А тётя Света закрыла за нами с Альфом поплотнее толстую, обитую ватином, дверь на улицу и уселась за столик рядом с продавленной её килограммами кроватью. Затем вся размоталась, освободила наполовину седые волосы от пухового платка и стала пить горькую, согревая между нашими с Альфом телами свои больные венозной старостью ноги. Она сидела за накрытым газетами столом и ковырялась пухлыми пальцами в вяленой рыбе, занесённой в дом вместе с водкой. Что-то в этот день у неё не очень получалось с процессом беспричинного поглощения сорокаградусного напитка, лихо налитого в зелёную металлическую кружку до самых краёв. И тогда она выдохнула, сделала ещё пару больших глотков из кружки, вытерла свои усы, посолила кусок чёрного хлебца, понюхала его и стала есть, одновременно обращаясь ко всем, то есть к нам с Альфом:

– А я так скажу, собаке-то даже лучше выложить душу: тут тебе никаких прений не возникает – она никому не скажет, а самой тебе полегчает… Вот она я, Света – охрана. Теперь вопрос: а если будет воровать не один? Что Света сделает? Правильно, ничего она не сделает. Они всё утащат… А ведь воруют все! Все воруют в этой грёбаной жизни. Кто-то меньше, кто-то больше. Ну и пусть тащат… Но ведь могут же и саму жизнь твою украсть!..

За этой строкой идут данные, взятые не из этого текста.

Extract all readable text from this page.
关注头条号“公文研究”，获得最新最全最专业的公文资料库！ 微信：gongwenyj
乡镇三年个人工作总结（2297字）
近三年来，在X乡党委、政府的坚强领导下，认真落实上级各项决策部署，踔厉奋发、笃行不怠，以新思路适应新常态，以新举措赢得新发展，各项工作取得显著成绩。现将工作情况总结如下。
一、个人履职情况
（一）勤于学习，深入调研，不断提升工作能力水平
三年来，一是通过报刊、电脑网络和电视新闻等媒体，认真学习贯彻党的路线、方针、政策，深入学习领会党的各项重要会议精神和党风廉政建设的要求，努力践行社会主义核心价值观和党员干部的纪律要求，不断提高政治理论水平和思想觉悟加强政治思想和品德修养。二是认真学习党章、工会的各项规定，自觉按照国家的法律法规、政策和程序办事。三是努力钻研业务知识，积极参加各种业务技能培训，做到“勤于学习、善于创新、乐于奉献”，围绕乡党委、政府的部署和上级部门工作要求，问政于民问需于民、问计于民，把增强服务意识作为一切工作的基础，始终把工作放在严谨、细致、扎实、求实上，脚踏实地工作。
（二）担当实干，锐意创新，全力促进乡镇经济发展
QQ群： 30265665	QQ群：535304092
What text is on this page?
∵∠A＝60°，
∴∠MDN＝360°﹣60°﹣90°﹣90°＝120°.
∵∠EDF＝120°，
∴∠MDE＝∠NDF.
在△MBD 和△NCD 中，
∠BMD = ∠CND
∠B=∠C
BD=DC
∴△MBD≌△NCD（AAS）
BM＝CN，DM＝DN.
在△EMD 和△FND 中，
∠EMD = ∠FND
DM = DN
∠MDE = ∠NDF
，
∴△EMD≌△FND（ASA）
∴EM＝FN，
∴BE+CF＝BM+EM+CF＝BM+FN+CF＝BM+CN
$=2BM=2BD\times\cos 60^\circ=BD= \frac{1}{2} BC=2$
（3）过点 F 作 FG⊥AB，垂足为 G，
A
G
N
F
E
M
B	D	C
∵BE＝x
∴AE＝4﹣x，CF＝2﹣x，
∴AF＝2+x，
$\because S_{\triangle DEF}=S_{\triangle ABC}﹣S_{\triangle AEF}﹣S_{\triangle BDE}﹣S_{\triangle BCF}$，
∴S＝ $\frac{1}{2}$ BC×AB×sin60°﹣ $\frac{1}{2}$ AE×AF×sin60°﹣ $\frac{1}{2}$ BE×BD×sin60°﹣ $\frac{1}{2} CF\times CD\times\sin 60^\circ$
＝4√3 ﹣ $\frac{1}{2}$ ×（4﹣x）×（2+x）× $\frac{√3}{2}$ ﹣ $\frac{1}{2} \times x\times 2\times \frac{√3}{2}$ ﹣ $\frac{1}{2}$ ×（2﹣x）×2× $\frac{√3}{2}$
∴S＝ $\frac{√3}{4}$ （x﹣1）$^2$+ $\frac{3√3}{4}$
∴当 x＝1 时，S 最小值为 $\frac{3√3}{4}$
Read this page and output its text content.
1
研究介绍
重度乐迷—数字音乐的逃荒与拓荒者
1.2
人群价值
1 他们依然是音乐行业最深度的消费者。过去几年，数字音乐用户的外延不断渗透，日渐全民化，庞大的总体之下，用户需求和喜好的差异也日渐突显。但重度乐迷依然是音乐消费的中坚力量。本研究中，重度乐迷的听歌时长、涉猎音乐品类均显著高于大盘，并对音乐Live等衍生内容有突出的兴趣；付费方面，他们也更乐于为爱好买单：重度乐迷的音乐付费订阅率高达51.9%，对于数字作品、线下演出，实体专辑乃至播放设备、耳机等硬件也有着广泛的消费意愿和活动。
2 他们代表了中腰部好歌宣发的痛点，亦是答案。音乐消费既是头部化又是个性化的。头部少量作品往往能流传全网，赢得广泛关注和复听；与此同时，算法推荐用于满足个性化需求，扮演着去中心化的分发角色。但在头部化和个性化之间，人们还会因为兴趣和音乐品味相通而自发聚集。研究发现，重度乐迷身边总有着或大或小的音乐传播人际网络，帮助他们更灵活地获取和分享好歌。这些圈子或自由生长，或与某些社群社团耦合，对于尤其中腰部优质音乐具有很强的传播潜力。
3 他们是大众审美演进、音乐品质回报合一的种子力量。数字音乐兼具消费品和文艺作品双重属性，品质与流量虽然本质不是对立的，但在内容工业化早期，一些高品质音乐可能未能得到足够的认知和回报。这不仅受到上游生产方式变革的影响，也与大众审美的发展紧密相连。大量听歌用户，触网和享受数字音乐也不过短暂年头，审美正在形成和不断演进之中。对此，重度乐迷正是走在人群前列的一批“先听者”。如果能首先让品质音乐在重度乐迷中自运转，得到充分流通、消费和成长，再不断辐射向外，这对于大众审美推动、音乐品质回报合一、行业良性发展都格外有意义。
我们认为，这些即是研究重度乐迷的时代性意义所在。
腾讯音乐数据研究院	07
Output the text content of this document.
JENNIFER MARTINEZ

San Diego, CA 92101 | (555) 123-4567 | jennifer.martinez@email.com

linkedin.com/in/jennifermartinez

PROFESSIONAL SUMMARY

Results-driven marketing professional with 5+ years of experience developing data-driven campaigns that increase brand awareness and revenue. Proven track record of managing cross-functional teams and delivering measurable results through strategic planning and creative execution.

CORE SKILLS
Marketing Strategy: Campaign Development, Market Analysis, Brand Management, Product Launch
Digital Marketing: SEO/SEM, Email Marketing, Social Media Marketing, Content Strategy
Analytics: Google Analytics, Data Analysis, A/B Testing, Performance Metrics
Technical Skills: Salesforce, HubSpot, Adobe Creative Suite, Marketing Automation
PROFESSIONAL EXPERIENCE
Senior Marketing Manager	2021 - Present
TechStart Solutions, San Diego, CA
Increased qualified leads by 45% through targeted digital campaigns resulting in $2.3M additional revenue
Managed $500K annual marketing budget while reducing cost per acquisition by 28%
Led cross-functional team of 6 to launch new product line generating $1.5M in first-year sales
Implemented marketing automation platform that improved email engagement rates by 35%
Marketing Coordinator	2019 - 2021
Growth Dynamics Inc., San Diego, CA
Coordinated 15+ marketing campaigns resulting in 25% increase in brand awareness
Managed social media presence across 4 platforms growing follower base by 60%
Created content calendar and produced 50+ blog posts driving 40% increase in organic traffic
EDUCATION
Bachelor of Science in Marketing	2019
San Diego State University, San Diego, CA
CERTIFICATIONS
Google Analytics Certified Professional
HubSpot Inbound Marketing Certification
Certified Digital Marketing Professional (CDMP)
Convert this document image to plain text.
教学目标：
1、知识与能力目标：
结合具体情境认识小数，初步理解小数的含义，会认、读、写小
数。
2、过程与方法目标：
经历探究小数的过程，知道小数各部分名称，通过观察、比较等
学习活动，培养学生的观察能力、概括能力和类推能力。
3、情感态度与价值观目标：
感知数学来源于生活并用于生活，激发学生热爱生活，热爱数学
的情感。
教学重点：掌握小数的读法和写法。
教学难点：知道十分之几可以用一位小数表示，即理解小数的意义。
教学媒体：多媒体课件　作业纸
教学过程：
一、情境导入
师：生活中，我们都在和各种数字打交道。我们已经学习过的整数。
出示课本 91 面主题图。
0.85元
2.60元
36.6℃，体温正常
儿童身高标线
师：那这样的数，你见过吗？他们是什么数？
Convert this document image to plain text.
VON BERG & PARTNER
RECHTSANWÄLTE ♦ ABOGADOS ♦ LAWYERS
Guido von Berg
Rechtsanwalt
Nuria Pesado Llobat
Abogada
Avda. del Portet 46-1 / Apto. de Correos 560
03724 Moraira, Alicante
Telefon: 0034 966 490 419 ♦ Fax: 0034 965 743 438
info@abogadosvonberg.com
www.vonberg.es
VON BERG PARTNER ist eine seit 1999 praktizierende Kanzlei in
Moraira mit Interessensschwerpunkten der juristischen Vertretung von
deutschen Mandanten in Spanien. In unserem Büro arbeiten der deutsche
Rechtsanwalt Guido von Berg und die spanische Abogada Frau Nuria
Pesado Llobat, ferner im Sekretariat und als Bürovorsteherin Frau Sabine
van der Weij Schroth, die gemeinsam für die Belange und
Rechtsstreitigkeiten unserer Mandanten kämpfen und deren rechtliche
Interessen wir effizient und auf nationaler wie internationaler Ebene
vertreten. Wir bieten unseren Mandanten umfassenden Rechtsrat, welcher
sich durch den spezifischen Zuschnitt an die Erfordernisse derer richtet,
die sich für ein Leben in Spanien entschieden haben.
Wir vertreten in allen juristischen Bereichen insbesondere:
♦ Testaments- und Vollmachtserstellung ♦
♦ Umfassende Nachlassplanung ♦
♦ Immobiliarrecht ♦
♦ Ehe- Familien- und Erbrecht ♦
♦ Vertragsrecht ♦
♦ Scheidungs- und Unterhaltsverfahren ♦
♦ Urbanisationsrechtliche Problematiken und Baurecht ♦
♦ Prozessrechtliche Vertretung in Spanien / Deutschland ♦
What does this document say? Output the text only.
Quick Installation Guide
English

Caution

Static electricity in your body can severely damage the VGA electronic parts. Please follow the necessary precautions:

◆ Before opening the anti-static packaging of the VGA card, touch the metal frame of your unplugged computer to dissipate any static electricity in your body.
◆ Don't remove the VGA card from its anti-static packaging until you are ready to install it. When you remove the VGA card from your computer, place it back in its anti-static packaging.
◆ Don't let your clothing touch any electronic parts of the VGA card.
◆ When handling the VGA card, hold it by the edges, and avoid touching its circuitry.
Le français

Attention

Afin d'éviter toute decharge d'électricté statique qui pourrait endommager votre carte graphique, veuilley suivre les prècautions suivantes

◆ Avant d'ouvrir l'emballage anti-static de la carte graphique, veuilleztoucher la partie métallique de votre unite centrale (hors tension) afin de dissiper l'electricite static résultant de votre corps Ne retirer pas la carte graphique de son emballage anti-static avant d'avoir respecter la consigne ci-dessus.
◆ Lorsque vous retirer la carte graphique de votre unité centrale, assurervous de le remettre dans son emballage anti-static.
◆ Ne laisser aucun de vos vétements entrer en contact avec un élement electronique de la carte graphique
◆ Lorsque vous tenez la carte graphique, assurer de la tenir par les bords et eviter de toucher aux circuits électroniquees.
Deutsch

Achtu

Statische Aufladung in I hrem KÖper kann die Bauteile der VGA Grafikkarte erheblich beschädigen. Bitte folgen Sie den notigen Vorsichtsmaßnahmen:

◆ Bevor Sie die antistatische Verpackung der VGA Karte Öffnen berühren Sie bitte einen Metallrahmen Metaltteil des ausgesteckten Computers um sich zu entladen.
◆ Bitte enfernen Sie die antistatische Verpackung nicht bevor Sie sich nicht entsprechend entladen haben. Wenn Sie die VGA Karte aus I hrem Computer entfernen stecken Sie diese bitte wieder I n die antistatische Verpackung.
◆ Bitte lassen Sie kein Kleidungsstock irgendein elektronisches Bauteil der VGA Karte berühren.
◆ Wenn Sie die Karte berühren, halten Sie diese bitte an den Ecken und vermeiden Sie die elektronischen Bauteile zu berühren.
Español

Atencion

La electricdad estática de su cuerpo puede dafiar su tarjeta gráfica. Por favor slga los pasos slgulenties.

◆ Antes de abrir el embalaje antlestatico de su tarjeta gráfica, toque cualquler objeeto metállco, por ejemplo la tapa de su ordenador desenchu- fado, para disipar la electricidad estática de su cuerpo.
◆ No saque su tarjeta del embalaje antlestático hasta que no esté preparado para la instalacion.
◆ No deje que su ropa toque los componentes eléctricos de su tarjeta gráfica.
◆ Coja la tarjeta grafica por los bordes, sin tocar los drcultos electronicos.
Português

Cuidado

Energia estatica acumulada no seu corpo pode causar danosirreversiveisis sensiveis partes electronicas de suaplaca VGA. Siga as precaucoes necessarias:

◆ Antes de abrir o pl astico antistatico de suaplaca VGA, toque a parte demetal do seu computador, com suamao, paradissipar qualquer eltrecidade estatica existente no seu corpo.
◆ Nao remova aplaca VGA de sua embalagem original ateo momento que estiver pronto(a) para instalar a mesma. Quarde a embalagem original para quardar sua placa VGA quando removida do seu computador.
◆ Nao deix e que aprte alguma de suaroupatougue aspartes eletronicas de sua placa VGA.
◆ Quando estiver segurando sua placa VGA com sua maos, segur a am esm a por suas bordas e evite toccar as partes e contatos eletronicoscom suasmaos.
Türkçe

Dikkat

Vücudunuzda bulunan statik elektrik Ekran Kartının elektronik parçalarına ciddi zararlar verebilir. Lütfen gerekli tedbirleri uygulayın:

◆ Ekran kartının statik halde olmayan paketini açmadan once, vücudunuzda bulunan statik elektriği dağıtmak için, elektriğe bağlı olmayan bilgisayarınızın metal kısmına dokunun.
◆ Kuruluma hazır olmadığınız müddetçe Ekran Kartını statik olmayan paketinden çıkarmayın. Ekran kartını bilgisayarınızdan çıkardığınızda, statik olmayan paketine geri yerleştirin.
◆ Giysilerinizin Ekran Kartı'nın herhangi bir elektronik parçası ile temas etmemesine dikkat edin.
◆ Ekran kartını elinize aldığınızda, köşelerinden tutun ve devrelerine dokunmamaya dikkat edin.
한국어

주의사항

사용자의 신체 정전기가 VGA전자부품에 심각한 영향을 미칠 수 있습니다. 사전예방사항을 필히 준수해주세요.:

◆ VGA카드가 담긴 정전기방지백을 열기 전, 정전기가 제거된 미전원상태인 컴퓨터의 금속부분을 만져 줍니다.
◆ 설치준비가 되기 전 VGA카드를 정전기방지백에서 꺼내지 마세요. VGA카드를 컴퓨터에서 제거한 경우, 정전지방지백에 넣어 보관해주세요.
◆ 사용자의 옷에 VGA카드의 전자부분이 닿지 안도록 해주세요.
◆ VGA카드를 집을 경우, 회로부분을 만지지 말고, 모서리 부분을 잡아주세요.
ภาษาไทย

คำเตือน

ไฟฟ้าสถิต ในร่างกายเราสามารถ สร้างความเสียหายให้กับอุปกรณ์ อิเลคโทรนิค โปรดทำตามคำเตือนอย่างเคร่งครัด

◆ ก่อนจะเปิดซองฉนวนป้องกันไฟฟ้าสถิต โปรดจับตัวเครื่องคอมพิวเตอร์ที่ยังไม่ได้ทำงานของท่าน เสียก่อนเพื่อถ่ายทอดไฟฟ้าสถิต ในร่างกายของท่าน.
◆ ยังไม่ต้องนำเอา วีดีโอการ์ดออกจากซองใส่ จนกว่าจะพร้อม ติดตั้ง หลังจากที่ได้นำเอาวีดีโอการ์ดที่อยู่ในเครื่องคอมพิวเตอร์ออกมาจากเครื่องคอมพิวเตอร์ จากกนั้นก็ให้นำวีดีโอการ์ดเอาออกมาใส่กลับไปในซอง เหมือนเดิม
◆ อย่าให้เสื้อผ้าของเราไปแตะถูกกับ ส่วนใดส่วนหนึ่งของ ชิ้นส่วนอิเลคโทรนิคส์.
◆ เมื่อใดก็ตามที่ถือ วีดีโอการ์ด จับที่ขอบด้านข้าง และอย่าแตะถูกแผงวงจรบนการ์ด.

Тут даже я сам в первый раз, когда это услышал, насторожился, а она продолжала:

– Вот я же не всегда такой дурой была без дома, без семьи! Да, и у меня другая жизнь была. Да, была! Что ты на меня так смотришь, а?.. Ты на меня, милок, так не смотри! Вон у тебя одна жизнь, да и та собачья… А у меня, знаешь какая жизнь-то была? О-о-о, какая жизнь, – тут тётя Света подавилась кусочком твёрдого хлеба, но быстро и громко прокашлялась:

– Ну вот, мамочки-палочки, я и говорю, к боли этой постепенно привыкаешь. Ты же баба, – икнув, сказала тётя Света и продолжала, разговаривая уже сама с собой: – Ну а как ты хотела? Родился бабой – терпи, сиськи отращивай, мечтай. Потом ещё и рожать придётся… Да чтоб эти все мудаки сами передохли, будут мне тут ещё трёхдневные концерты с оргиями устраивать! – в словах тёти Светы я услышал отголоски ещё одной неправильно прожитой и угасающей жизни безо всякой питающей идеи для будущего, – А потом они, слышь, говорят, чего грудь и жопу-то наела? Да я и сама знаю, аж на весы вставать страшно…

Иногда к ней заходил по случаю участковый мент Юра, приносил всё жидкое и вкусное с собой, угощал. А потом, после того как грубо и по-быстрому тревожил оставшуюся бабью жизнь тёти Светы, подходил к окошку и вытирал свою удовлетворённую хреновину прямо о цветастые занавески. Мы с Альфом лежали у батареи, делая вид, что спим, и не мешали ему хамить, даже когда он как-то недобро поглядывал в нашу сторону. Условный мент был, даже условно-досрочный!

– Выкинула бы ты этих своих собачуг поганых! Откормила два лба здоровых, того и гляди саму сожрут скоро, – говорил обычно Юра и грозно пыхтел, напрягаясь всем своим грузным телом на тёте Свете.

– Ты моих собачек не трогай, люблю я их! – выдыхала из-под него тётя Света.

– Ой, да знаю я как ты любишь…

– Ну не тебя ж мне любить, ирода такого… Ай, больно мне…

А тетя Света продолжала после его ухода свою обычную песню про другую жизнь, почти уже засыпая и плача: – Ой, мамочки-палочки, одни вы у меня, пёсики мои верные, одни вы у меня людьми остались. Одни вы меня любите, нету ж больше никого у меня, ой нетути совсем! Ой, мамочки-палочки, не подшили Свете тапочки…

В такие дни тётя Света долго смотрела телевизор и засыпала, не выключив его. И тогда телевизор начинал смотреть я, мешая спать Альфу, который не понимал, почему я так долго таращусь в ту сторону своими голубыми глазами. Телевизор был старый и работал от антенны, которую нужно было часто поправлять. Для этого тётя Света забиралась по крутой металлической лестнице, прикрученной к кирпичной стене, на крышу сторожки. Высота лестницы была метров семь, потому что над сторожкой был ещё деревянный чердак с заколоченным входом. Я представлял, насколько трудно было тёте Свете с её габаритами подниматься наверх и потом спускаться вниз, но помочь ничем не мог. Я был собакой.